In August 1863 Patrick began a four months' agitation over the fire bell. With others he had approved its cost of £30, but when he found the installed bell had cost £50, he belligerently moved that it be dismantled and returned and a new one procured, not exceeding the sum voted.

Brisbane was no stranger to fire. There was no reticulated water supply, no fire brigade, and the clusters of combustible wooden buildings with their oil lamps, naked candles and wood stoves nightly housed far too many incautious inebriates. Their safety and survival could depend on the clanging of the fire bell for quick action to limit a fire's spread by a bucket brigade and others with
piles of soaking blankets. Mayne was well aware of the danger. Ever since he had built his brick home and shops, which were flanked by flimsy, combustible timber buildings, he had advocated an end to timber construction in the business area. Such vulnerability was devastatingly proved on 11 April 1864, when a large tract of Queen Street West was lost to the flames. One side of the block was almost annihilated when one hotel, fourteen shops, two houses and numerous offices were incinerated. Even the brick buildings were vulnerable because of their highly inflammable shingle roofs. There were no water carts, and all the private tanks in Queen, Albert, and Adelaide Streets were emptied to meet the demands of the fire, which was halted only when men of the Twelfth Regiment chopped down the North Brisbane Hotel and two shops to make a fire break. In the subsequent unprotected condition of the town, nineteen men and women were charged with stealing from the piles of salvaged goods which the frantic shopowners had stacked for safety in the street. The people had always known that they were impotent to save valuable buildings from fire; they lived with that constant dread and insecurity. Only a few days before that fire, a meeting of protesting townsfolk had called on both Government and Council to finance some means of fire protection for their homes and businesses. The Council factions, too busy struggling against each other, did nothing. With that common knowledge, Mayne's months of intransigence over the fire bell was in contradiction to his call for fire control and new building regulations. His
haggling over the cost of the fire bell strained the patience of other councillors.

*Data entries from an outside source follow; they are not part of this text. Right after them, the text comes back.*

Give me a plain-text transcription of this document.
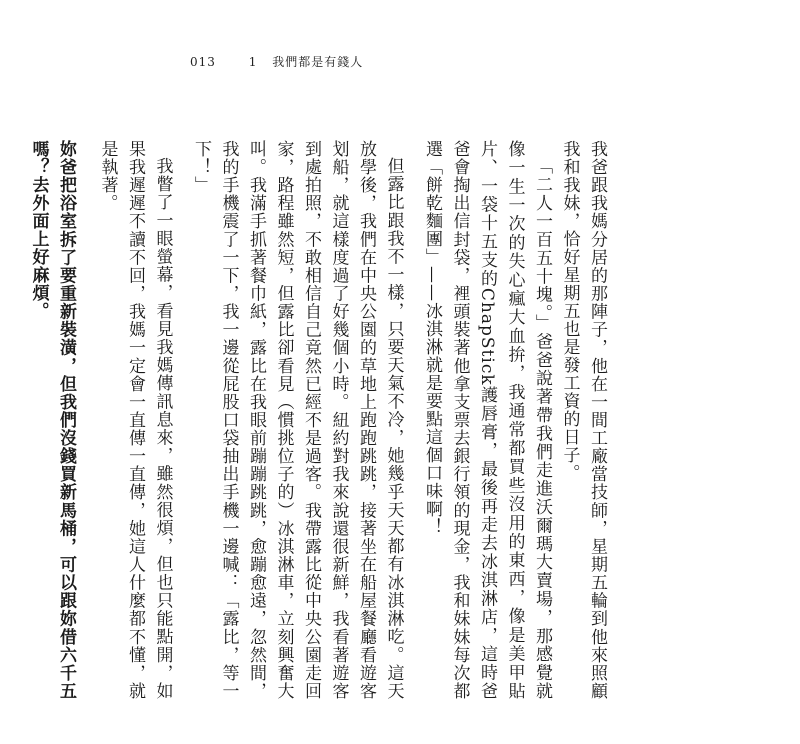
013	1 我們都是有錢人

我爸跟我媽分居的那陣子，他在一間工廠當技師，星期五輪到他來照顧我和我妹，恰好星期五也是發工資的日子。

「二人一百五十塊。」爸爸說著帶我們走進沃爾瑪大賣場，那感覺就像一生一次的失心瘋大血拚，我通常都買些沒用的東西，像是美甲貼片、一袋十五支的ChapStick護唇膏，最後再走去冰淇淋店，這時爸爸會掏出信封袋，裡頭裝著他拿支票去銀行領的現金，我和妹妹每次都選「餅乾麵團」——冰淇淋就是要點這個口味啊！

但露比跟我不一樣，只要天氣不冷，她幾乎天天都有冰淇淋吃。這天放學後，我們在中央公園的草地上跑跑跳跳，接著坐在船屋餐廳看遊客划船，就這樣度過了好幾個小時。紐約對我來說還很新鮮，我看著遊客到處拍照，不敢相信自己竟然已經不是過客。我帶露比從中央公園走回家，路程雖然短，但露比卻看見（慣挑位子的）冰淇淋車，立刻興奮大叫。我滿手抓著餐巾紙，露比在我眼前蹦蹦跳跳，愈蹦愈遠，忽然間，我的手機震了一下，我一邊從屁股口袋抽出手機一邊喊：「露比，等一下！」

我瞥了一眼螢幕，看見我媽傳訊息來，雖然很煩，但也只能點開，如果我遲遲不讀不回，我媽一定會一直傳一直傳，她這人什麼都不懂，就是執著。

妳爸把浴室拆了要重新裝潢，但我們沒錢買新馬桶，可以跟妳借六千五嗎？去外面上好麻煩。
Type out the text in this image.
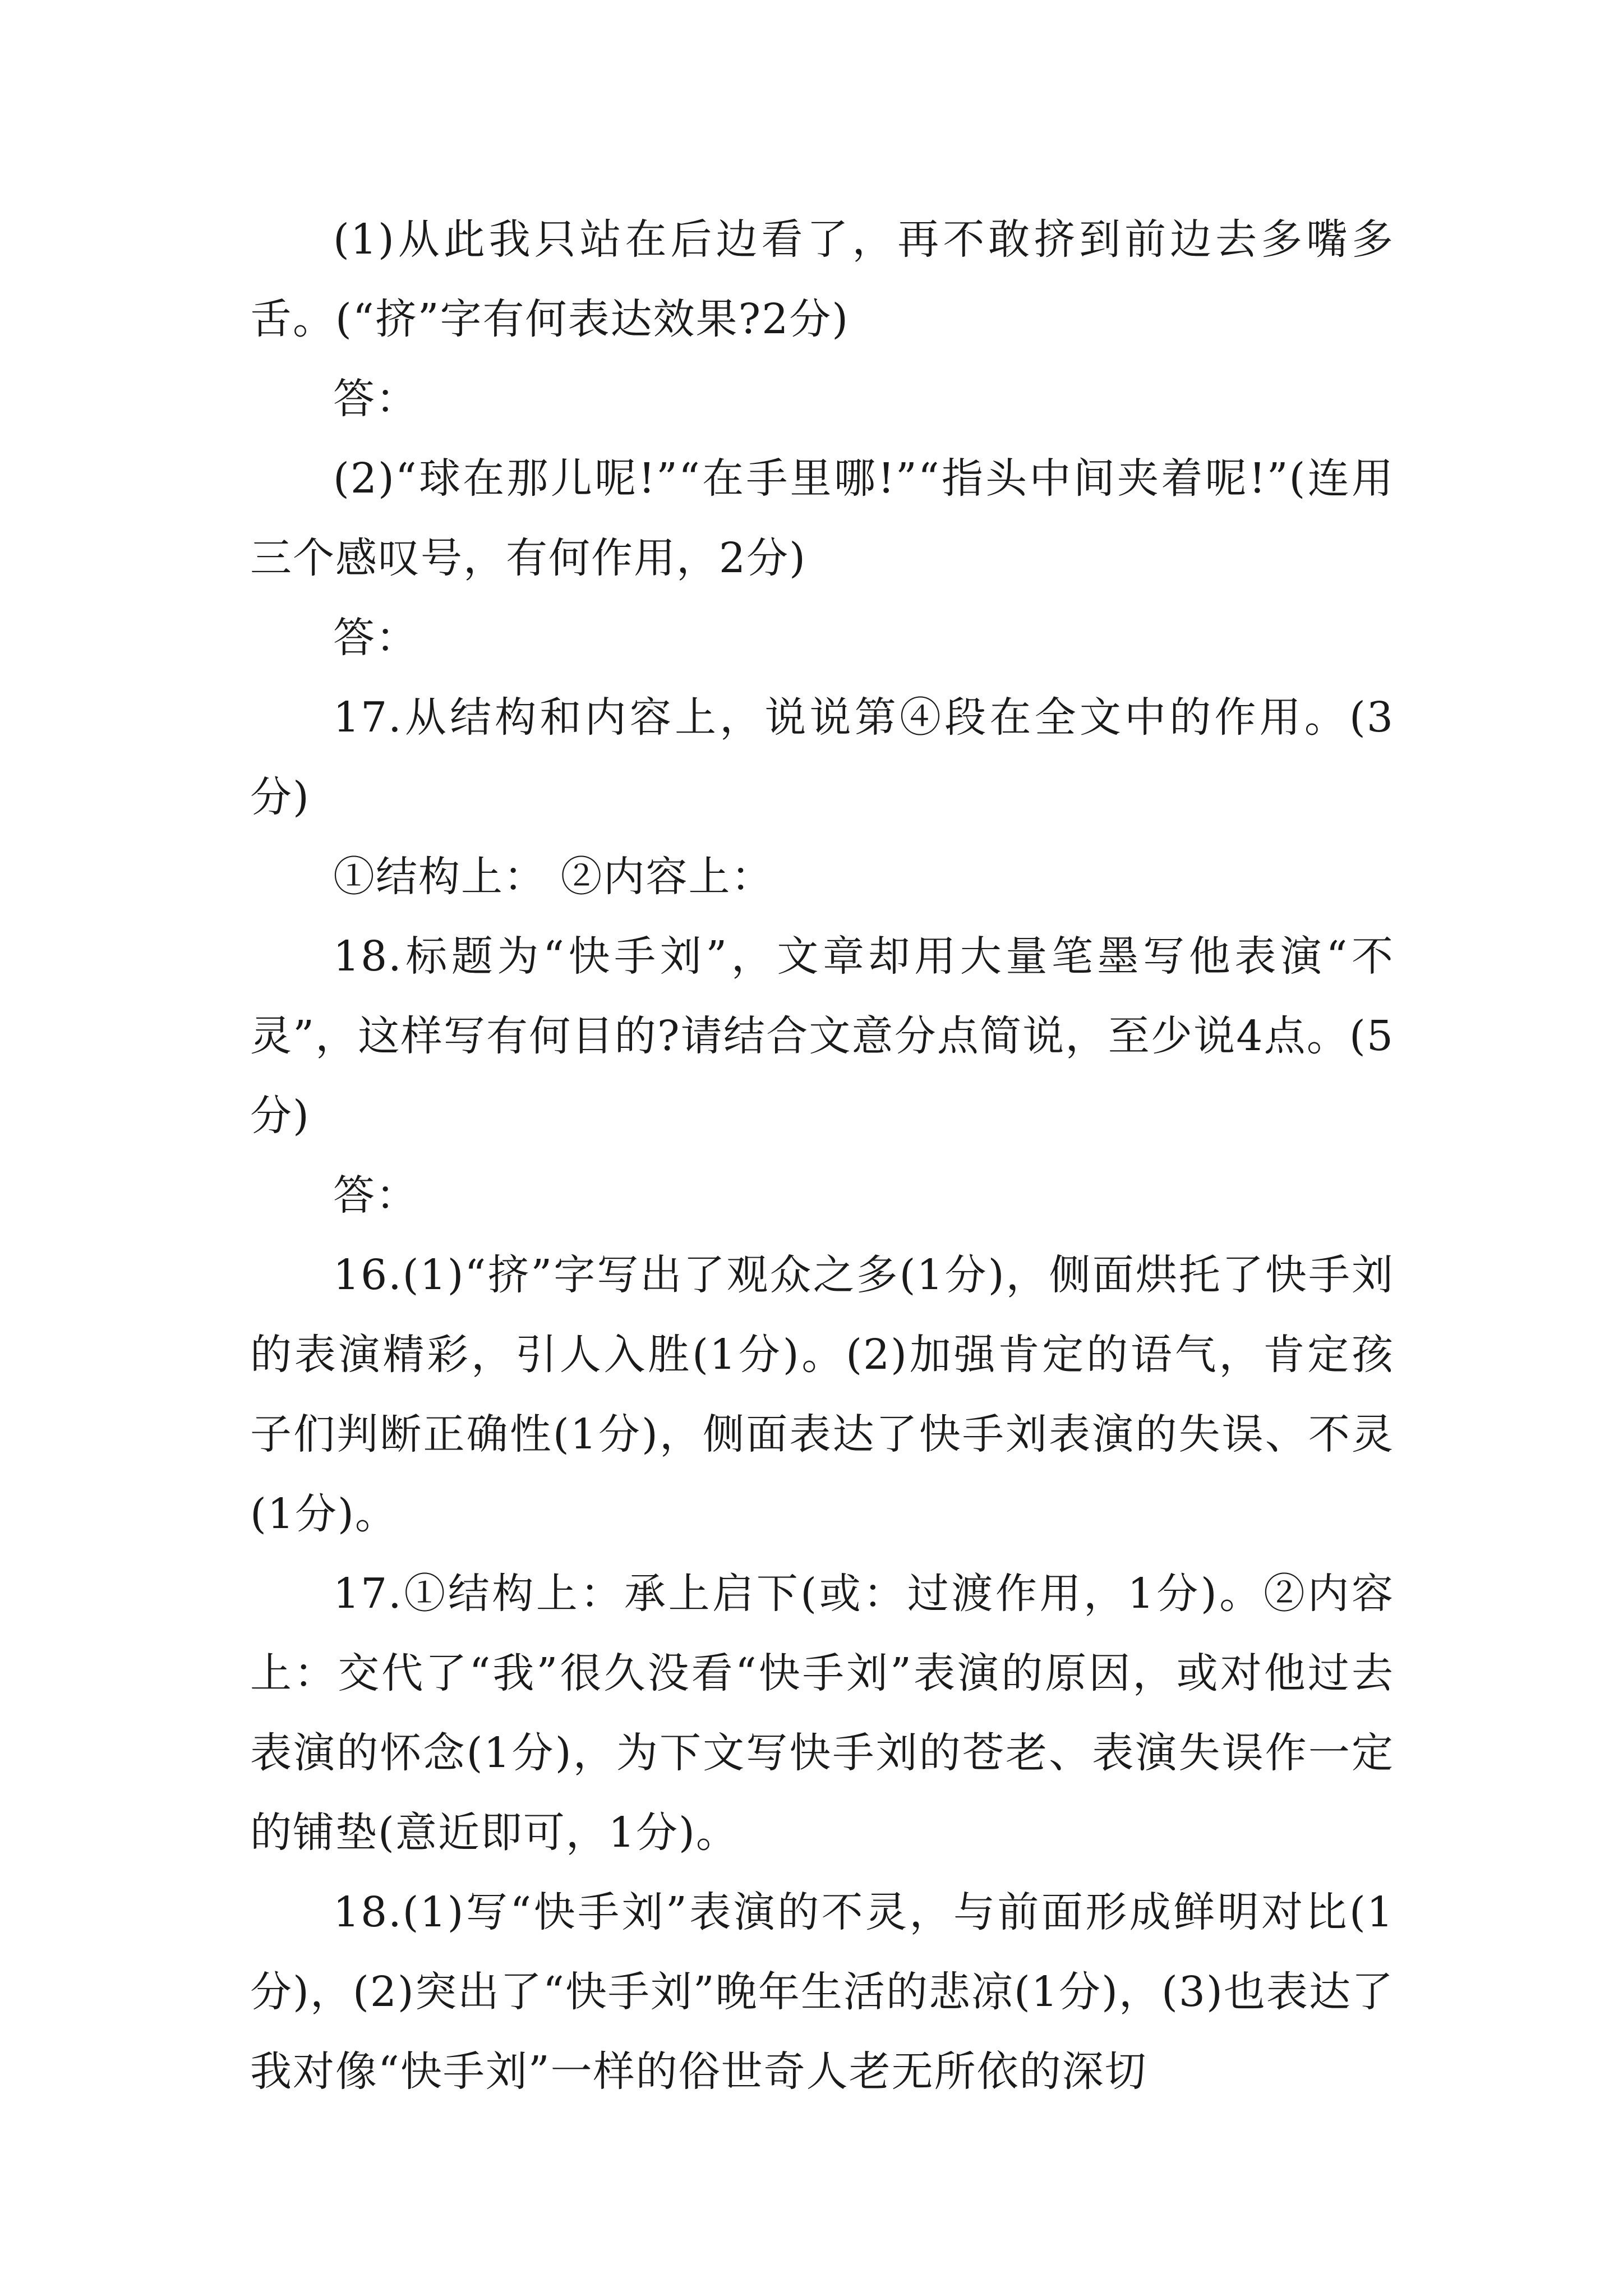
(1)从此我只站在后边看了，再不敢挤到前边去多嘴多舌。(“挤”字有何表达效果?2分)

答：

(2)“球在那儿呢!”“在手里哪!”“指头中间夹着呢!”(连用三个感叹号，有何作用，2分)

答：

17.从结构和内容上，说说第④段在全文中的作用。(3分)

①结构上： ②内容上：

18.标题为“快手刘”，文章却用大量笔墨写他表演“不灵”，这样写有何目的?请结合文意分点简说，至少说4点。(5分)

答：

16.(1)“挤”字写出了观众之多(1分)，侧面烘托了快手刘的表演精彩，引人入胜(1分)。(2)加强肯定的语气，肯定孩子们判断正确性(1分)，侧面表达了快手刘表演的失误、不灵(1分)。

17.①结构上：承上启下(或：过渡作用，1分)。②内容上：交代了“我”很久没看“快手刘”表演的原因，或对他过去表演的怀念(1分)，为下文写快手刘的苍老、表演失误作一定的铺垫(意近即可，1分)。

18.(1)写“快手刘”表演的不灵，与前面形成鲜明对比(1分)，(2)突出了“快手刘”晚年生活的悲凉(1分)，(3)也表达了我对像“快手刘”一样的俗世奇人老无所依的深切
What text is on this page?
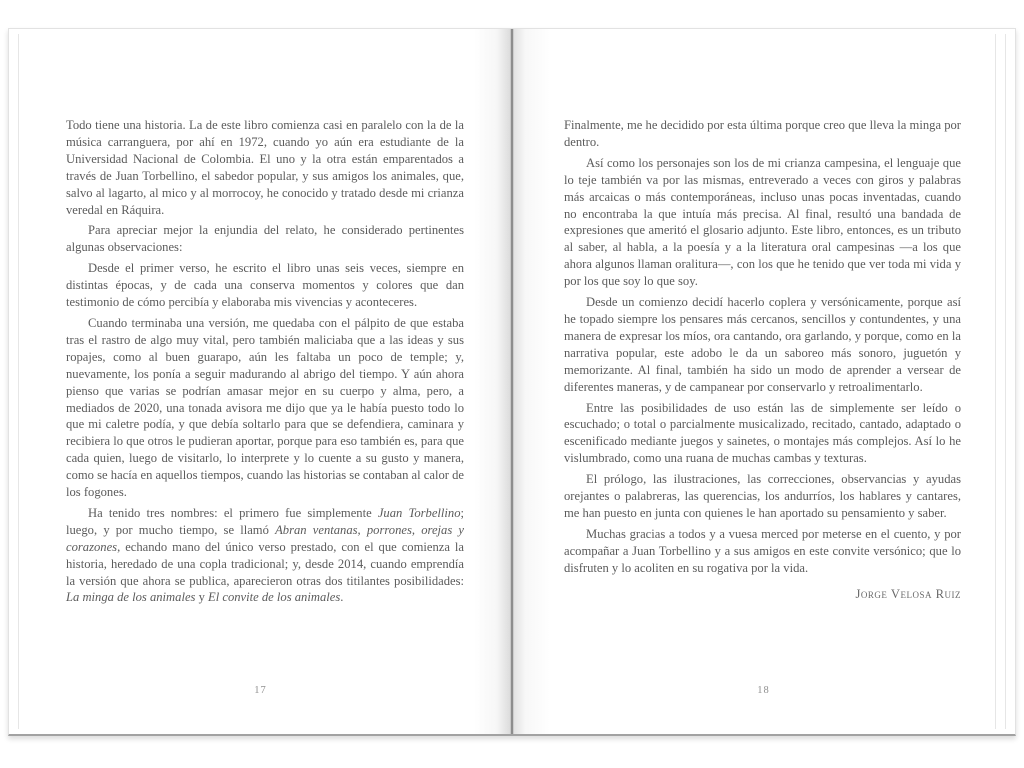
Todo tiene una historia. La de este libro comienza casi en paralelo con la de la música carranguera, por ahí en 1972, cuando yo aún era estudiante de la Universidad Nacional de Colombia. El uno y la otra están emparentados a través de Juan Torbellino, el sabedor popular, y sus amigos los animales, que, salvo al lagarto, al mico y al morrocoy, he conocido y tratado desde mi crianza veredal en Ráquira.

Para apreciar mejor la enjundia del relato, he considerado pertinentes algunas observaciones:

Desde el primer verso, he escrito el libro unas seis veces, siempre en distintas épocas, y de cada una conserva momentos y colores que dan testimonio de cómo percibía y elaboraba mis vivencias y aconteceres.

Cuando terminaba una versión, me quedaba con el pálpito de que estaba tras el rastro de algo muy vital, pero también maliciaba que a las ideas y sus ropajes, como al buen guarapo, aún les faltaba un poco de temple; y, nuevamente, los ponía a seguir madurando al abrigo del tiempo. Y aún ahora pienso que varias se podrían amasar mejor en su cuerpo y alma, pero, a mediados de 2020, una tonada avisora me dijo que ya le había puesto todo lo que mi caletre podía, y que debía soltarlo para que se defendiera, caminara y recibiera lo que otros le pudieran aportar, porque para eso también es, para que cada quien, luego de visitarlo, lo interprete y lo cuente a su gusto y manera, como se hacía en aquellos tiempos, cuando las historias se contaban al calor de los fogones.

Ha tenido tres nombres: el primero fue simplemente Juan Torbellino; luego, y por mucho tiempo, se llamó Abran ventanas, porrones, orejas y corazones, echando mano del único verso prestado, con el que comienza la historia, heredado de una copla tradicional; y, desde 2014, cuando emprendía la versión que ahora se publica, aparecieron otras dos titilantes posibilidades: La minga de los animales y El convite de los animales.

17

Finalmente, me he decidido por esta última porque creo que lleva la minga por dentro.

Así como los personajes son los de mi crianza campesina, el lenguaje que lo teje también va por las mismas, entreverado a veces con giros y palabras más arcaicas o más contemporáneas, incluso unas pocas inventadas, cuando no encontraba la que intuía más precisa. Al final, resultó una bandada de expresiones que ameritó el glosario adjunto. Este libro, entonces, es un tributo al saber, al habla, a la poesía y a la literatura oral campesinas —a los que ahora algunos llaman oralitura—, con los que he tenido que ver toda mi vida y por los que soy lo que soy.

Desde un comienzo decidí hacerlo coplera y versónicamente, porque así he topado siempre los pensares más cercanos, sencillos y contundentes, y una manera de expresar los míos, ora cantando, ora garlando, y porque, como en la narrativa popular, este adobo le da un saboreo más sonoro, juguetón y memorizante. Al final, también ha sido un modo de aprender a versear de diferentes maneras, y de campanear por conservarlo y retroalimentarlo.

Entre las posibilidades de uso están las de simplemente ser leído o escuchado; o total o parcialmente musicalizado, recitado, cantado, adaptado o escenificado mediante juegos y sainetes, o montajes más complejos. Así lo he vislumbrado, como una ruana de muchas cambas y texturas.

El prólogo, las ilustraciones, las correcciones, observancias y ayudas orejantes o palabreras, las querencias, los andurríos, los hablares y cantares, me han puesto en junta con quienes le han aportado su pensamiento y saber.

Muchas gracias a todos y a vuesa merced por meterse en el cuento, y por acompañar a Juan Torbellino y a sus amigos en este convite versónico; que lo disfruten y lo acoliten en su rogativa por la vida.

Jorge Velosa Ruiz
18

He was becoming more argumentative than usual, and in division was almost always against the motion unless it was his. In Council, it sometimes seemed as though his motions were no longer the product of his practical mind but drawn from the grumbles of the groups of labourers with whom he drank after work. He certainly got a short shrift from the very hardworking business aldermen when he proposed that in the summer months Council labourers should be granted a three-hour midday siesta from 11.30a.m. to 2.30p.m.

Argument over the water supply rumbled on for years, but during the 1863–64 debates on water resources, parliamentarian George Raff's manipulative influence on Mayne might be suspected. Intimating that he had privileged information, Mayne moved that the Government and not the Council was the proper party to be trusted with the supply of water to the town. At this time politics were being played fast and hard between the Council factions as well as between the Council and the Queensland Government. His rambling, accusatory attacks on fellow aldermen inflamed an already testy issue. He argued that the Council was not capable of carrying out the work properly, that the Government had no faith in the Corporation of Brisbane and planned to take over the work. He then attacked the civil hydraulic engineer, Mr Oldham, arguing that the Government could obtain the assistance of scientific men and would not employ men
who had broken down in other parts of the world. Neither would the Government encourage worthless flunkies who were able to do nothing. Therefore he thought the waterworks should be entrusted to Government management. When he was accused of borrowing ideas, he pledged his word that his motion ‘‘came out of my own head which, though a big one, has plenty in it.'' Obstinate to the end of the debate, he stood alone when the rest of the aldermen were determined to resist the Government.